Mean Absolute Error Explained
A common metric utilized to determine the accuracy of regression models is the Mean Absolute Error (MAE). It bases its calculation on the average size of errors in a set of predictions, excluding the direction of the mistakes. To determine the MAE, the average absolute variation between the estimated and true values is taken. The formula for computing the MAE is:
MAE = (1/n) Σ(i=1 to n) |y_i – ŷ_i|
In the above formula:
- n signifies the total number of observations in the dataset.
- y_i represents the accurate value.
- ŷ_i is the value predicted by the model.
The MAE is a linear score, indicating that every error contributes evenly to the overall mean. The MAE quantifies the magnitude of the error itself, but doesn't indicate its direction, that is, whether it's an overprediction or underprediction.
Significance of MAE
The MAE is vital for evaluating regression models due to the following reasons:
- Resistance to outliers. Unlike some metrics, such as the Mean Squared Error (MSE), the MAE isn't significantly affected by outliers or extreme values.
- Linear Score. Each error possesses an equal influence on the total MAE, facilitating performance comparison across multiple models.
- Unambiguous Interpretation. The essence of MAE is a straightforward statistic indicating the mean error size, facilitating comprehension even by non-technical stakeholders.
- Compatible Units. The MAE is expressed in the same units as the response variable, assisting in understanding the prediction error's scope.
- Diversity of Application. The MAE finds usage in a variety of fields including finance, engineering, and meteorology, establishing itself as a standard metric in some areas.
- Error Size Indication. The MAE ascertains the error size derived from the model, aiding in model selection and improvement.

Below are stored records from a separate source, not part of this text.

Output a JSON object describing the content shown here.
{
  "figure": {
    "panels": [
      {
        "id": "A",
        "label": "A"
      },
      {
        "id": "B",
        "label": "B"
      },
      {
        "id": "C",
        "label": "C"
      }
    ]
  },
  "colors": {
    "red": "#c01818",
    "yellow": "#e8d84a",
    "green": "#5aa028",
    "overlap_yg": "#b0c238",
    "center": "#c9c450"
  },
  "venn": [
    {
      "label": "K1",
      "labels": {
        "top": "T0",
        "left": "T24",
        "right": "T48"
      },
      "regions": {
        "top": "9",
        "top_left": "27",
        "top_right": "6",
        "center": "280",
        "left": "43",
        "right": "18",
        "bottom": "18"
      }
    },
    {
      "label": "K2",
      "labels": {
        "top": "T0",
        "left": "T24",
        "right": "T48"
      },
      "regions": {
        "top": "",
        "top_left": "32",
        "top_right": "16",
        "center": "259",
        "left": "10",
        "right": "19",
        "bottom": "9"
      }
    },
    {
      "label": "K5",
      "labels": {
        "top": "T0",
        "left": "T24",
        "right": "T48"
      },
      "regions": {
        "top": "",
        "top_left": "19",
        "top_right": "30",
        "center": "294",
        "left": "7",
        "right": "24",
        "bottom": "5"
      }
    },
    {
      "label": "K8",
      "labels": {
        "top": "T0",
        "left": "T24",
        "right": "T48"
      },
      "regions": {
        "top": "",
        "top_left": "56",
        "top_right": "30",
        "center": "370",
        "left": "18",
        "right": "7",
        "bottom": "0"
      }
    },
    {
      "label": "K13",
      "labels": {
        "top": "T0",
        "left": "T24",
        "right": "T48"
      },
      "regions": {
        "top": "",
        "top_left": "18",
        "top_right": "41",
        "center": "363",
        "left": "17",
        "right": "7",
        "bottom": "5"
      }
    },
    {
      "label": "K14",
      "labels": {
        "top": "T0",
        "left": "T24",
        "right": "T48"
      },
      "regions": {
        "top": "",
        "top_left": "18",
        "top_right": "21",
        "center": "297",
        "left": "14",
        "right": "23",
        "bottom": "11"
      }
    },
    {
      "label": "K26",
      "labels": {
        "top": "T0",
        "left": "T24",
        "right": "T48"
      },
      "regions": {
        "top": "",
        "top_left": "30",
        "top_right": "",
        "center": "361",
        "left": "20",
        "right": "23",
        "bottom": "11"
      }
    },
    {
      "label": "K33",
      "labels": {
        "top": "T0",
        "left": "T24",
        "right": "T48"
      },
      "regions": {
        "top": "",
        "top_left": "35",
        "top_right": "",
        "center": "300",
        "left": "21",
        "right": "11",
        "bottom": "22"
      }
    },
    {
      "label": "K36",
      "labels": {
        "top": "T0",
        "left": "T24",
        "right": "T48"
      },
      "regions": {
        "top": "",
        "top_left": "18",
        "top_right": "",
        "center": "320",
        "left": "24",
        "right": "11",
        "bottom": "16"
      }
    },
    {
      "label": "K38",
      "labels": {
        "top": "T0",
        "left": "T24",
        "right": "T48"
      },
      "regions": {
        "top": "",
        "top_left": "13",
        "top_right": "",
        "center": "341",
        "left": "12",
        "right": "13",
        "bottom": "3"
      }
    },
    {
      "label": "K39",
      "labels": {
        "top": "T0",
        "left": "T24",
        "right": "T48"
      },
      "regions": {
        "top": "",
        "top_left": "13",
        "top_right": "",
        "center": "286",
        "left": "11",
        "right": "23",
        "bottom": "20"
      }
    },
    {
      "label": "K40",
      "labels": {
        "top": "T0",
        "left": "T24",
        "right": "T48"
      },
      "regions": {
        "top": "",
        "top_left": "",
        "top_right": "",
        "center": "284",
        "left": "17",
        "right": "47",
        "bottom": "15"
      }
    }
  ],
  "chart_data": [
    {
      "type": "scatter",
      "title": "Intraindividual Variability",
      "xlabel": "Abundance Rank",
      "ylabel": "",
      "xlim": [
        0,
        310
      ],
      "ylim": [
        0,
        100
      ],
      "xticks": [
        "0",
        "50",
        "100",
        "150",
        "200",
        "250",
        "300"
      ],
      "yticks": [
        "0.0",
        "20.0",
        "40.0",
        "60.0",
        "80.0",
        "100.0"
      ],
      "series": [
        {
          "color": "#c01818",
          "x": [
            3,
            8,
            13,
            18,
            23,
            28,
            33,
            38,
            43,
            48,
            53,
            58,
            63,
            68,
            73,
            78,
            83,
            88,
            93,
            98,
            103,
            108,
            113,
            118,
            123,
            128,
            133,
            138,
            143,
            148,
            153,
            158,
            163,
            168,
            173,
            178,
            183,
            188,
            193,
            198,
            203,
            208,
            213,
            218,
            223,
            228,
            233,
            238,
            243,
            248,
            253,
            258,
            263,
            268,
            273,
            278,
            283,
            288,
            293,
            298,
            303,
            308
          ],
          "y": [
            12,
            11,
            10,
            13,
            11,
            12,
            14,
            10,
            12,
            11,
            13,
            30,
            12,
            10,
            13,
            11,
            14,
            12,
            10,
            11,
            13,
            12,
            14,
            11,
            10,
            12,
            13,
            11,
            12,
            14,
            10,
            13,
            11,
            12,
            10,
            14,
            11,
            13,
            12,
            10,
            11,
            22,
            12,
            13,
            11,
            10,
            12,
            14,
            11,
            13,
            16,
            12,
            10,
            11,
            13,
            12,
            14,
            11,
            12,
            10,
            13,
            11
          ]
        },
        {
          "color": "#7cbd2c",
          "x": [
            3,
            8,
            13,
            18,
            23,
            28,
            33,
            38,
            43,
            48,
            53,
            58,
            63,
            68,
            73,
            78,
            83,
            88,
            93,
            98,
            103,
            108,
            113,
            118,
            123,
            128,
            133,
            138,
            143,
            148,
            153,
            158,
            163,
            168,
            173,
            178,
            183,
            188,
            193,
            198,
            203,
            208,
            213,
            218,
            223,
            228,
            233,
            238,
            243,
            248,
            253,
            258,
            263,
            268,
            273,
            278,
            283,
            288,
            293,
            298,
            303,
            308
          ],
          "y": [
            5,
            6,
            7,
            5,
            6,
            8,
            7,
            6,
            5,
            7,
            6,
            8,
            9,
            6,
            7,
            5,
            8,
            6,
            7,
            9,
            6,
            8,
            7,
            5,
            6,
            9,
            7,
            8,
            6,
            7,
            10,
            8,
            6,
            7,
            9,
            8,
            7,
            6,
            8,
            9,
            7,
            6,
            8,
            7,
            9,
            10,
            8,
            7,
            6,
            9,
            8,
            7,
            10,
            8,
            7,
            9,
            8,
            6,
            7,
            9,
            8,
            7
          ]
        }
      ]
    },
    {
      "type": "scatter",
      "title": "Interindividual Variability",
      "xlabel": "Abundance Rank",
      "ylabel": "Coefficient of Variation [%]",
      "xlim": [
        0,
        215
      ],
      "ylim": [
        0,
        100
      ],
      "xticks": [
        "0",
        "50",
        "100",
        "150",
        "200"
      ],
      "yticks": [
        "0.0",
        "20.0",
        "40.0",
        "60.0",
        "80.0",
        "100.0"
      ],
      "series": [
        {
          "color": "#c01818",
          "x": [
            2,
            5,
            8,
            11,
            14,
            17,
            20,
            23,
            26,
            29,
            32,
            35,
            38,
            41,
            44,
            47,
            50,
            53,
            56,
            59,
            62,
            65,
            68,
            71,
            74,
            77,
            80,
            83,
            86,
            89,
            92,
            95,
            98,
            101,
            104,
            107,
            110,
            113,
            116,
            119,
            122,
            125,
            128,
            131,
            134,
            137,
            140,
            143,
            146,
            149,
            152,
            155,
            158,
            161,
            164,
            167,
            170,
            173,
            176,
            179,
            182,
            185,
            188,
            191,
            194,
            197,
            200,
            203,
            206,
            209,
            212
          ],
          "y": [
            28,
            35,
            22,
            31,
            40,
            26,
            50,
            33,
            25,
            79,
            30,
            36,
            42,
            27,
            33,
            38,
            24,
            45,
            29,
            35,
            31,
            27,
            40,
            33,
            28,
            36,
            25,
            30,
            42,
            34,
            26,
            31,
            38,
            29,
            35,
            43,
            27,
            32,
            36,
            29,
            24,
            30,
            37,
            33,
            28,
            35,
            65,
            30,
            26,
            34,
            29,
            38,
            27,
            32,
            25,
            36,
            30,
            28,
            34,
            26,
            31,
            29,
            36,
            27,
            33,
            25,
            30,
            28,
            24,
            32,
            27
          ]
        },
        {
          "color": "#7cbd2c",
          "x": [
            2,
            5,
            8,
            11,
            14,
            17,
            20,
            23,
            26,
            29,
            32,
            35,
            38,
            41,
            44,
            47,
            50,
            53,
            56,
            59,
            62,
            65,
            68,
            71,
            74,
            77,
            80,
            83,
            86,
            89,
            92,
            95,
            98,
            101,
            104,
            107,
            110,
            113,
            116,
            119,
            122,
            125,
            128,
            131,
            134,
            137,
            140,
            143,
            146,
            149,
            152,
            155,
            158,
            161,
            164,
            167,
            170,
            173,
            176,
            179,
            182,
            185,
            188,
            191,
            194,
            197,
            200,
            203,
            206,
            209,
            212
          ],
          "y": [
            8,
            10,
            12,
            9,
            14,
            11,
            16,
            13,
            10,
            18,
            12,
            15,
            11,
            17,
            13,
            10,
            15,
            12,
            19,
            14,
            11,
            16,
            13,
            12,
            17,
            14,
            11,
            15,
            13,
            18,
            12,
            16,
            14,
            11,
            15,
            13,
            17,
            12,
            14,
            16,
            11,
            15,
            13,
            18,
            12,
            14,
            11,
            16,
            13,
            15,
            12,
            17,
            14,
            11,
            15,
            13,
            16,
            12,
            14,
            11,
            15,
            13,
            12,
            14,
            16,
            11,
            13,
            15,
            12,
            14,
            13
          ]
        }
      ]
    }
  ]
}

Computing MAE Using Python
To compute the MAE in Python, the mean_absolute_error() function in the sklearn.metrics module is used. Here is a sample code to illustrate this:
from sklearn.metrics import mean_absolute_error
import numpy as np
# Define some sample data
y_actual = np.array([1, 2, 3, 4, 5])
y_estimated = np.array([1.5, 2.5, 2.8, 4.2, 4.9])
# Compute the MAE
mae = mean_absolute_error(y_actual, y_estimated)
print("Mean Absolute Error:", mae)
In this example, y_actual represents the actual values, while y_estimated represents the predicted values. You would need the Scikit-learn package installed on your Python environment to run this code. The mean_absolute_error() function can also handle multi-output problems, where the first argument is an array of real values, while the second is an array of predicted values.